Twitter’s Admin Password Was ‘Happiness’ … No Seriously

Posted Jan 8, 2009

Over the past week, an 18 year old hacker got into Twitter’s internal administrative area.  After penetrating the system, he wrote funny Twitter messages (“tweets”) at the expense of FOX News, Britney Spears, Barack Obama, etc.  The way he was able to get into Twitter’s admin area was by using an automated password guesser.  Twitter’s admin login on their server allowed rapid log-in attempts.  Eventually the password that worked was “happiness.”

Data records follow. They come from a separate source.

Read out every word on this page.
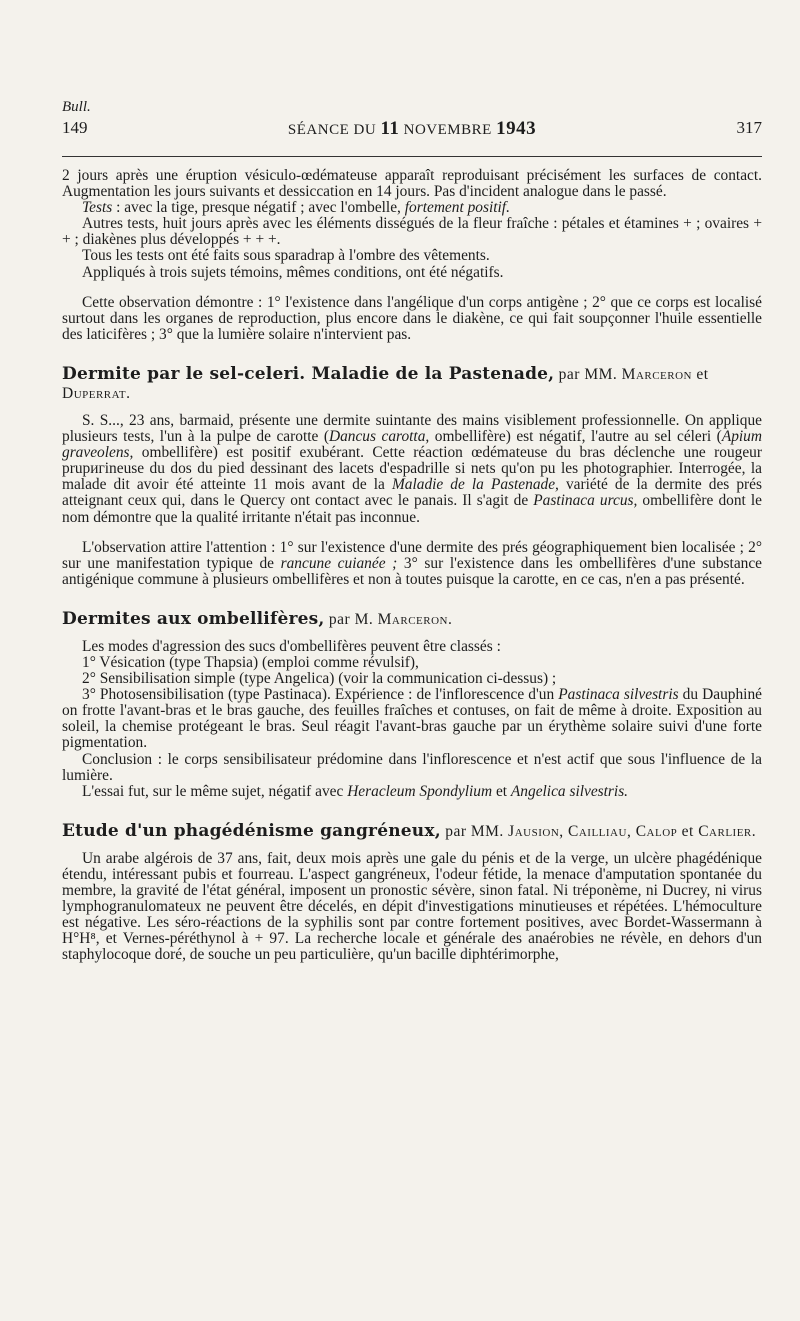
Bull.
149	SÉANCE DU 11 NOVEMBRE 1943	317

2 jours après une éruption vésiculo-œdémateuse apparaît reproduisant précisément les surfaces de contact. Augmentation les jours suivants et dessiccation en 14 jours. Pas d'incident analogue dans le passé.

Tests : avec la tige, presque négatif ; avec l'ombelle, fortement positif.

Autres tests, huit jours après avec les éléments disségués de la fleur fraîche : pétales et étamines + ; ovaires + + ; diakènes plus développés + + +.

Tous les tests ont été faits sous sparadrap à l'ombre des vêtements.

Appliqués à trois sujets témoins, mêmes conditions, ont été négatifs.

Cette observation démontre : 1° l'existence dans l'angélique d'un corps antigène ; 2° que ce corps est localisé surtout dans les organes de reproduction, plus encore dans le diakène, ce qui fait soupçonner l'huile essentielle des laticifères ; 3° que la lumière solaire n'intervient pas.

Dermite par le sel-celeri. Maladie de la Pastenade, par MM. Marceron et Duperrat.

S. S..., 23 ans, barmaid, présente une dermite suintante des mains visiblement professionnelle. On applique plusieurs tests, l'un à la pulpe de carotte (Dancus carotta, ombellifère) est négatif, l'autre au sel céleri (Apium graveolens, ombellifère) est positif exubérant. Cette réaction œdémateuse du bras déclenche une rougeur pruригineuse du dos du pied dessinant des lacets d'espadrille si nets qu'on pu les photographier. Interrogée, la malade dit avoir été atteinte 11 mois avant de la Maladie de la Pastenade, variété de la dermite des prés atteignant ceux qui, dans le Quercy ont contact avec le panais. Il s'agit de Pastinaca urcus, ombellifère dont le nom démontre que la qualité irritante n'était pas inconnue.

L'observation attire l'attention : 1° sur l'existence d'une dermite des prés géographiquement bien localisée ; 2° sur une manifestation typique de rancune cuianée ; 3° sur l'existence dans les ombellifères d'une substance antigénique commune à plusieurs ombellifères et non à toutes puisque la carotte, en ce cas, n'en a pas présenté.

Dermites aux ombellifères, par M. Marceron.

Les modes d'agression des sucs d'ombellifères peuvent être classés :

1° Vésication (type Thapsia) (emploi comme révulsif),

2° Sensibilisation simple (type Angelica) (voir la communication ci-dessus) ;

3° Photosensibilisation (type Pastinaca). Expérience : de l'inflorescence d'un Pastinaca silvestris du Dauphiné on frotte l'avant-bras et le bras gauche, des feuilles fraîches et contuses, on fait de même à droite. Exposition au soleil, la chemise protégeant le bras. Seul réagit l'avant-bras gauche par un érythème solaire suivi d'une forte pigmentation.

Conclusion : le corps sensibilisateur prédomine dans l'inflorescence et n'est actif que sous l'influence de la lumière.

L'essai fut, sur le même sujet, négatif avec Heracleum Spondylium et Angelica silvestris.

Etude d'un phagédénisme gangréneux, par MM. Jausion, Cailliau, Calop et Carlier.

Un arabe algérois de 37 ans, fait, deux mois après une gale du pénis et de la verge, un ulcère phagédénique étendu, intéressant pubis et fourreau. L'aspect gangréneux, l'odeur fétide, la menace d'amputation spontanée du membre, la gravité de l'état général, imposent un pronostic sévère, sinon fatal. Ni tréponème, ni Ducrey, ni virus lymphogranulomateux ne peuvent être décelés, en dépit d'investigations minutieuses et répétées. L'hémoculture est négative. Les séro-réactions de la syphilis sont par contre fortement positives, avec Bordet-Wassermann à H°H⁸, et Vernes-péréthynol à + 97. La recherche locale et générale des anaérobies ne révèle, en dehors d'un staphylocoque doré, de souche un peu particulière, qu'un bacille diphtérimorphe,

“I feel it’s another case of administrators not putting forth effort toward one of the most obvious and overused security flaws,” wrote the hacker in an IM interview with Wired. “I’m sure they find it difficult to admit it.”  The 18 year old lives on the East Coast and goes by the alias of GMZ.  Other hackers helped him with the attack.  The hacker used a dictionary password attack against a popular Twitter user named Crystal who has over 7,000 followers.  It turned out that Crystal was a Twitter staff member and he had the ability to access any other Twitter account by reseting them within the admin area.

After getting within the admin area, the hacker wrote a post on Digital Gangster, a forum for hackers offering access to anyone’s Twitter account by request.  Below is a video that he created to prove to other hackers that he was able to break into Twitter. Hackers wanted access to the profiles of Barack Obama, Britney Spears, Rick Sanchez, Kevin Rose, and FOX News.

“We’re waiting to hear back from our lawyer about what our responsibilities are about this and how to approach it,” stated Twitter founder Biz Stone in a phone interview with Wired. Law enforcements have not been contacted as of yet.

GMZ also used a dictionary attack to break into the Miley Cyrus YouTube channel. GMZ’s friend used the hack to make people believe that Cyrus was killed in a car accident. GMZ also mentioned that the dictionary attack was used to break into the SayNow accounts of Selena Gomez and several other celebrities.